The surest way to add controversy to any issue is to connect it with sex, and this makes discussions of erectile dysfunction medicines like Viagra and Cialis more difficult than they need to be. Opinions on these drugs are not merely affected by views of pharmacy but also attitudes toward sex and sexuality. In particular, there is a greater tendency to assume “sin” with respect to matters of sex than with other medical questions. However, given that sex is something God not only created but encouraged (see Genesis 1:28), there is no explicit biblical reason why a married couple cannot use such medications.
God designed Eve specifically for Adam: spiritually, emotionally, and biologically (Genesis 2:18). This design included the ability to reproduce, which requires sex (Genesis 1:28). Simply put, the suggestion that sex is inherently sinful is not only incorrect, it blatantly contradicts the Bible. In the context of a marriage between one man and one woman, sex is actually encouraged (Song of Solomon 5:1). God intends for married men and women to enjoy each other’s sexuality, only abstaining for spiritually mature reasons and on mutual agreement (1 Corinthians 7:3–5).
That context makes all the difference in how we view erectile dysfunction medications (ED meds) such as Viagra or Cialis. Persons with diabetes take insulin to restore a normal function that their bodies are failing to maintain. Persons with cancer take chemotherapy drugs to combat an abnormal function of their body’s cells. In both cases, the goal is to restore the “healthy” function of the body. Used as intended, ED medications serve the same purpose.
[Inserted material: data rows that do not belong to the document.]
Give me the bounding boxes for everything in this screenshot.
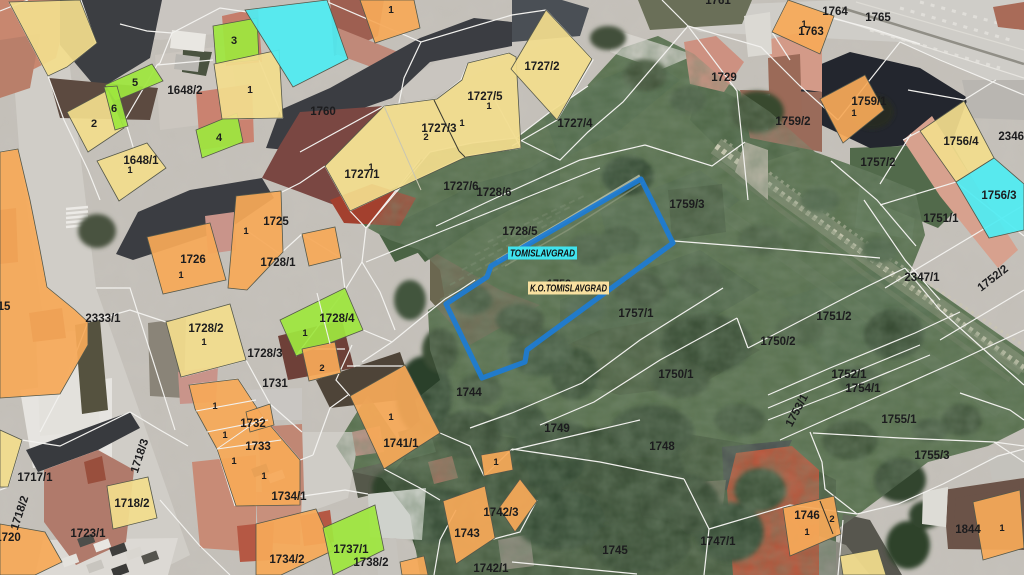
svg-text:1725: 1725 xyxy=(263,216,289,228)
svg-text:1737/1: 1737/1 xyxy=(333,544,369,556)
svg-text:1750/2: 1750/2 xyxy=(760,336,795,348)
svg-text:1729: 1729 xyxy=(711,72,737,84)
svg-text:1: 1 xyxy=(851,108,857,119)
svg-text:1761: 1761 xyxy=(705,0,731,7)
svg-text:1752/1: 1752/1 xyxy=(831,369,867,381)
svg-text:1750/1: 1750/1 xyxy=(658,369,694,381)
svg-text:1: 1 xyxy=(127,165,133,176)
svg-text:1731: 1731 xyxy=(262,378,288,390)
svg-text:1734/2: 1734/2 xyxy=(269,554,304,566)
svg-text:1755/3: 1755/3 xyxy=(914,450,949,462)
svg-text:1: 1 xyxy=(486,101,492,112)
svg-text:1: 1 xyxy=(999,523,1005,534)
svg-text:2: 2 xyxy=(91,118,97,130)
svg-text:1: 1 xyxy=(493,457,499,468)
svg-text:1726: 1726 xyxy=(180,254,206,266)
svg-text:1728/3: 1728/3 xyxy=(247,348,282,360)
svg-text:15: 15 xyxy=(0,301,11,313)
svg-text:1728/1: 1728/1 xyxy=(260,257,296,269)
svg-text:1754/1: 1754/1 xyxy=(845,383,881,395)
svg-text:1746: 1746 xyxy=(794,510,820,522)
svg-text:1728/6: 1728/6 xyxy=(476,187,511,199)
svg-text:1756/3: 1756/3 xyxy=(981,190,1016,202)
svg-text:1728/5: 1728/5 xyxy=(502,226,538,238)
svg-text:2347/1: 2347/1 xyxy=(904,272,940,284)
svg-text:1: 1 xyxy=(178,270,184,281)
svg-text:1757/2: 1757/2 xyxy=(860,157,895,169)
svg-text:1: 1 xyxy=(801,19,807,30)
svg-text:1742/1: 1742/1 xyxy=(473,563,509,575)
svg-text:1765: 1765 xyxy=(865,12,891,24)
svg-text:1757/1: 1757/1 xyxy=(618,308,654,320)
svg-text:1728/2: 1728/2 xyxy=(188,323,223,335)
svg-text:1: 1 xyxy=(804,527,810,538)
svg-text:TOMISLAVGRAD: TOMISLAVGRAD xyxy=(510,249,575,260)
svg-text:1734/1: 1734/1 xyxy=(271,491,307,503)
svg-text:K.O.TOMISLAVGRAD: K.O.TOMISLAVGRAD xyxy=(530,284,607,295)
svg-text:1648/2: 1648/2 xyxy=(167,85,202,97)
svg-text:1717/1: 1717/1 xyxy=(17,472,53,484)
svg-text:1727/4: 1727/4 xyxy=(557,118,593,130)
svg-text:1727/2: 1727/2 xyxy=(524,61,559,73)
svg-text:1: 1 xyxy=(388,412,394,423)
svg-text:3: 3 xyxy=(231,35,237,47)
svg-text:1844: 1844 xyxy=(955,524,981,536)
svg-text:1: 1 xyxy=(212,401,218,412)
svg-text:4: 4 xyxy=(216,132,223,144)
svg-text:2346/2: 2346/2 xyxy=(998,131,1024,143)
svg-text:2: 2 xyxy=(423,132,428,143)
svg-text:1747/1: 1747/1 xyxy=(700,536,736,548)
svg-text:1720: 1720 xyxy=(0,532,21,544)
svg-text:1733: 1733 xyxy=(245,441,271,453)
svg-text:1723/1: 1723/1 xyxy=(70,528,106,540)
svg-text:1: 1 xyxy=(368,162,374,173)
svg-text:1728/4: 1728/4 xyxy=(319,313,355,325)
svg-text:1759/3: 1759/3 xyxy=(669,199,704,211)
svg-text:1732: 1732 xyxy=(240,418,266,430)
svg-text:1760: 1760 xyxy=(310,106,336,118)
svg-text:1756/4: 1756/4 xyxy=(943,136,979,148)
svg-text:1727/1: 1727/1 xyxy=(344,169,380,181)
svg-text:1743: 1743 xyxy=(454,528,480,540)
svg-text:6: 6 xyxy=(111,103,117,115)
svg-text:1: 1 xyxy=(261,471,267,482)
svg-text:1: 1 xyxy=(247,85,253,96)
svg-text:2333/1: 2333/1 xyxy=(85,313,121,325)
svg-text:1751/1: 1751/1 xyxy=(923,213,959,225)
svg-text:1: 1 xyxy=(231,456,237,467)
svg-text:1: 1 xyxy=(243,226,249,237)
svg-text:1759/2: 1759/2 xyxy=(775,116,810,128)
svg-text:1: 1 xyxy=(459,118,465,129)
svg-text:1751/2: 1751/2 xyxy=(816,311,851,323)
svg-text:1764: 1764 xyxy=(822,6,848,18)
svg-text:2: 2 xyxy=(829,514,834,525)
svg-text:1718/2: 1718/2 xyxy=(114,498,149,510)
svg-text:1: 1 xyxy=(388,5,394,16)
svg-text:1744: 1744 xyxy=(456,387,482,399)
svg-text:1741/1: 1741/1 xyxy=(383,438,419,450)
svg-text:1742/3: 1742/3 xyxy=(483,507,518,519)
svg-text:1755/1: 1755/1 xyxy=(881,414,917,426)
svg-text:1759/1: 1759/1 xyxy=(851,96,887,108)
svg-text:1748: 1748 xyxy=(649,441,675,453)
svg-text:2: 2 xyxy=(319,363,324,374)
svg-text:1749: 1749 xyxy=(544,423,570,435)
svg-text:1: 1 xyxy=(201,337,207,348)
svg-text:1: 1 xyxy=(302,328,308,339)
svg-text:1745: 1745 xyxy=(602,545,628,557)
svg-text:1727/5: 1727/5 xyxy=(467,91,503,103)
svg-text:1727/6: 1727/6 xyxy=(443,181,478,193)
svg-text:1: 1 xyxy=(222,430,228,441)
svg-text:1738/2: 1738/2 xyxy=(353,557,388,569)
svg-text:5: 5 xyxy=(132,77,138,89)
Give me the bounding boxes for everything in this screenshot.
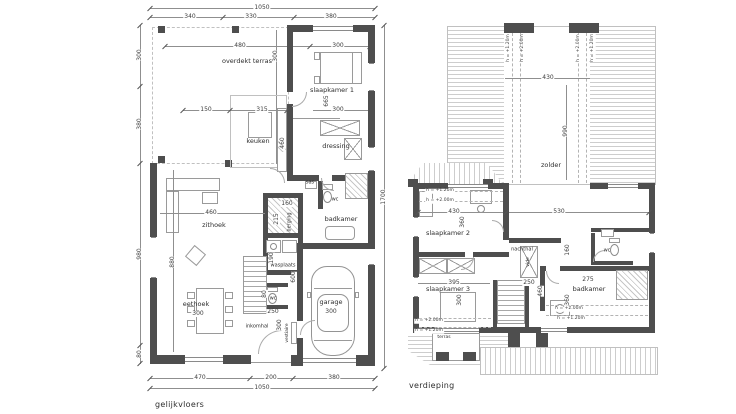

They aid a person in restoring a function their body was specifically designed to fulfill.
This does not mean all uses of ED meds are acceptable, any more than it would be for other drugs. Many medicines meant for healthcare, such as painkillers, are abused for recreation. Others, such as steroids, are sometimes taken by someone seeking physical abilities beyond what their “natural” bodies were ever intended to do. One can rightly condemn the use of ED meds for inappropriate purposes without declaring them off-limits for their intended use.
Likewise, not all discussions of medications such as Viagra and Cialis are appropriate. Christians are right to be uneasy about the commercialization of sexuality, as many advertisements for ED medications demonstrate. And the presentation of such content in times and places where younger children may be watching is a separate but concerning issue.
The same points can be made about sex itself, of course. There has always been—and always will be—abuse of our God-given sexuality. However, the fact that some people choose promiscuity, exploitation, or immorality does not obligate everyone else to forego the correct use of sex. Nor does the fact that sex is presented in lurid ways in popular culture mean there is a problem with sex; rather, there is a problem with our attitude toward it. On the contrary, these concerns mean that celebrating and honoring the value of legitimate sex is all the more important.
Christians who consider using Viagra, Cialis, or other ED medications can do so without any particular prohibitions from Scripture. Obviously, this applies only to using such substances as intended by a doctor and for the purposes of marital sex. But those who choose to abuse these drugs for adultery or bingeing, or who obtain them illegally, are sinning.
Part of God’s design of our bodies is to enjoy sex, and husbands and wives become “one flesh” as a result (Genesis 2:24; Matthew 19:5–6). Using medicines to restore a bodily function that God intended is perfectly acceptable.